Man stelle sich vor, Midlake und Radiohead würden gemeinsame Sache machen, dann könnte dabei sowas rauskommen wie „Wasted Acres“. Pop wird zu Kunst und die Grenzen zwischen Westcoast-Rock, Progressive-Rock und Jazz verwischen vollends. „Mourning Sound“ bewegt sich an der Schnittstelle zwischen Electro-Folk und Pop. Prefab Sprout fallen dabei als Arrangement-Referenz ein und New Order als Taktgeber. Wenn sich Art-Rock-Bands genötigt sehen, sich dem Pop zu nähern, dann ist das Ergebnis häufig klebrig, bemüht und zäh. Bei Grizzly Bear ist das anders. Die Kreation pulsiert mit einem knackigen Electronic-Pop-Rhythmus und die Melodik läuft flüssig und unkompliziert ab.

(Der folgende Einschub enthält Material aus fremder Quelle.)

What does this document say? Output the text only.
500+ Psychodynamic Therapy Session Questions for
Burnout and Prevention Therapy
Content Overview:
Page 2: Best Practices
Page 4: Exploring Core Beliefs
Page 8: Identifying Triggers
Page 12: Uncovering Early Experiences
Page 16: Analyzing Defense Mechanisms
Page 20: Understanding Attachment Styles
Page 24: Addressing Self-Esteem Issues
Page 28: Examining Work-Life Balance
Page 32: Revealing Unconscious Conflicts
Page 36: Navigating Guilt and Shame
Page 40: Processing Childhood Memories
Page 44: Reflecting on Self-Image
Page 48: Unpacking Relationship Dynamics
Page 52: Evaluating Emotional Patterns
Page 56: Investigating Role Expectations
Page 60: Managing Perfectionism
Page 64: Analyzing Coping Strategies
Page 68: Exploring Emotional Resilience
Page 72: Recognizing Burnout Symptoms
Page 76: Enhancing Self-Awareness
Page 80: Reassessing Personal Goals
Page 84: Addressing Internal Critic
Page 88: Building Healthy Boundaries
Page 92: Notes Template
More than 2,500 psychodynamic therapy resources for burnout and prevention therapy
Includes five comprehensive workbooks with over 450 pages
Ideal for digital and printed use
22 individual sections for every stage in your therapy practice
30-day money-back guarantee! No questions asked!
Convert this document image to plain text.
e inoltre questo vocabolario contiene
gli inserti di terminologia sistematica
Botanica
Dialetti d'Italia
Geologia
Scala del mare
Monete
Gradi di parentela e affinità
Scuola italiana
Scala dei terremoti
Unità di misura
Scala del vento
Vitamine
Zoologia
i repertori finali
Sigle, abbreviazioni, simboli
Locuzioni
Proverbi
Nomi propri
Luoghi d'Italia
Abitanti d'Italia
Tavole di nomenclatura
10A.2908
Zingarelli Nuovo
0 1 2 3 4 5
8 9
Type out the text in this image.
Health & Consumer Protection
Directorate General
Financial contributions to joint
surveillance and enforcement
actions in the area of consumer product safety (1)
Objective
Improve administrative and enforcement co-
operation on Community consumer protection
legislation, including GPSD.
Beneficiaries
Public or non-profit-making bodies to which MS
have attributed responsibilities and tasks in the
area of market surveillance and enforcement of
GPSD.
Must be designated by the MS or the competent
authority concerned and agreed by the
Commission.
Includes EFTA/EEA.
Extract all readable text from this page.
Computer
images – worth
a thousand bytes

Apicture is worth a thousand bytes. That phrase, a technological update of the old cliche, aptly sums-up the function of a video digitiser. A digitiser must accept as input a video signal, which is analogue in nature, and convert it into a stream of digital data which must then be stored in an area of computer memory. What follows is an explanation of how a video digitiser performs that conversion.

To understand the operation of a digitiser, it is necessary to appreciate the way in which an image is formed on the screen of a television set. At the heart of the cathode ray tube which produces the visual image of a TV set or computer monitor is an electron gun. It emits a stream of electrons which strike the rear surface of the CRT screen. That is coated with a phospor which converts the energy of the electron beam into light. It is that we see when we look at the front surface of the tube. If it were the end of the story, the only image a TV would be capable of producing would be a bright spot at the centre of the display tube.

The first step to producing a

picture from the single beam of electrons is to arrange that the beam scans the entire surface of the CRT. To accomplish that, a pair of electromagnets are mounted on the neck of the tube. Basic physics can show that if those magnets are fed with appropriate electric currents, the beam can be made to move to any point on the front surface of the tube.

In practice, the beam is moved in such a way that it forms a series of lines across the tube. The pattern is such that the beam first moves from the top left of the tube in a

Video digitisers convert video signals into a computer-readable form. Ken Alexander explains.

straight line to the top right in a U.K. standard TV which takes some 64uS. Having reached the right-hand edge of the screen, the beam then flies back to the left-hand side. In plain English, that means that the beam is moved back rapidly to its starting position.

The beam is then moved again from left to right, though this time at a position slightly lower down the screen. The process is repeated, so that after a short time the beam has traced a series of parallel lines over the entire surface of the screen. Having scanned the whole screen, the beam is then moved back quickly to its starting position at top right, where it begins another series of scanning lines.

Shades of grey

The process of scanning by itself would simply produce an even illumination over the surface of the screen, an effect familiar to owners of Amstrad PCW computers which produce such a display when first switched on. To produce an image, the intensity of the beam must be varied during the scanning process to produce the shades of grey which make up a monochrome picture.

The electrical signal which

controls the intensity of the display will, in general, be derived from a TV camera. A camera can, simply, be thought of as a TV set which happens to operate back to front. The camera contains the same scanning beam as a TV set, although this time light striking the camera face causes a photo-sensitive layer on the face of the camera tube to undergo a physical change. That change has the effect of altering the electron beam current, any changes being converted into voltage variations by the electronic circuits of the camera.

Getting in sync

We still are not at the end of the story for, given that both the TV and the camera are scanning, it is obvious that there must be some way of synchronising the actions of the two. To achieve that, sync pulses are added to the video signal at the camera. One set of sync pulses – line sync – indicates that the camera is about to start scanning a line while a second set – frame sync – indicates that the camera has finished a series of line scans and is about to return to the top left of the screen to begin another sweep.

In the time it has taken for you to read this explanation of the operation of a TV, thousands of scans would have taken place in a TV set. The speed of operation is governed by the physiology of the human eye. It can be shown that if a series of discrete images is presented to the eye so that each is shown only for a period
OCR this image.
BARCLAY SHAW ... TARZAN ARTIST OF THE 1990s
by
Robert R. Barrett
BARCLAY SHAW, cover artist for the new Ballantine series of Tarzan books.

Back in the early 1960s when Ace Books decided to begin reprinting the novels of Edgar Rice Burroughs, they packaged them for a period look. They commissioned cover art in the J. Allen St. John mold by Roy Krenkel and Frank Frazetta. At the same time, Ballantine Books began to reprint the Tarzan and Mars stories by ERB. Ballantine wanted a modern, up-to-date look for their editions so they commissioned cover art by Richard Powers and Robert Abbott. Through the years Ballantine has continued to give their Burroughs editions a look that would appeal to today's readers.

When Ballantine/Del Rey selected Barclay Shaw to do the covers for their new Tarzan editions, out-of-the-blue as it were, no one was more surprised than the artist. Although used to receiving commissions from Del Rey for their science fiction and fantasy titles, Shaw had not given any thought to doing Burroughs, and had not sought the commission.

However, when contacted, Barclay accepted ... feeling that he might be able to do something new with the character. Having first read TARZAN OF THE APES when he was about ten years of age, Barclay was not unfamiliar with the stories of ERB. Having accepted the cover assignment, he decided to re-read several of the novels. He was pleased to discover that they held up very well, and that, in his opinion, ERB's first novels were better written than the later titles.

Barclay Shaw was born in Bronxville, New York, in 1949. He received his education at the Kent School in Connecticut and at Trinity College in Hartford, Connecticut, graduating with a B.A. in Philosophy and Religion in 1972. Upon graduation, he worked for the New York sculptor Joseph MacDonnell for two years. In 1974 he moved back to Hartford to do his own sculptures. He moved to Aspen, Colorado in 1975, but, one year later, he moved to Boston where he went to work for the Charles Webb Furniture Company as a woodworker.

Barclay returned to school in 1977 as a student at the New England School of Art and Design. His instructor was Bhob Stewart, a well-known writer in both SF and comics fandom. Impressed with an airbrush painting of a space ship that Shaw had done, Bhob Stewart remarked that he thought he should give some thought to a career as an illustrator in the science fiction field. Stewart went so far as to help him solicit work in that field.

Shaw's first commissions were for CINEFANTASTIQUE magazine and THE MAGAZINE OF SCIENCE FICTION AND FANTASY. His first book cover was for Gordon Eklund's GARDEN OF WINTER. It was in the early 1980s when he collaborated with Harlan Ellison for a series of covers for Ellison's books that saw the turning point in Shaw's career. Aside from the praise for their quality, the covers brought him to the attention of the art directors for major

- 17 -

Painted Ruins - Grizzly Bear: Amazon.de: Musik
Rein wie Schnee präsentiert sich „Four Cypresses“. Der Gesang gleitet galant über den filigran und jazzig swingenden Notenteppich dahin und wird durch ein versonnen rauschendes Mellotron unterstützt. Minimal-Art- und Jazz-Rhythmik kreuzen hier unter Hinzunahme einer beweglichen Soft-Rock-Melodik die Klingen. Der ätherische Hippie-Folk der Fleet Foxes kann bei „Three Rings“ als Referenz für die Beschreibung der Darstellungsweise von Grizzly Bear herangezogen werden. Hypno-Rhythmen, grummelnde Bass-Laute, Gitarrensticheleien und Drum-Break-Beats versorgen den Track mit belebenden, extravaganten Elementen. Ein nervöses Jazz-Schlagzeug gibt neben einer gemäßigt-aggressiven, monotonen Rhythmus-Schleife den Takt vor. Davon lässt sich der ausgeglichene Gesang allerdings nicht beeinflussen, denn dieser bewegt sich unbeeindruckt gemächlich voran.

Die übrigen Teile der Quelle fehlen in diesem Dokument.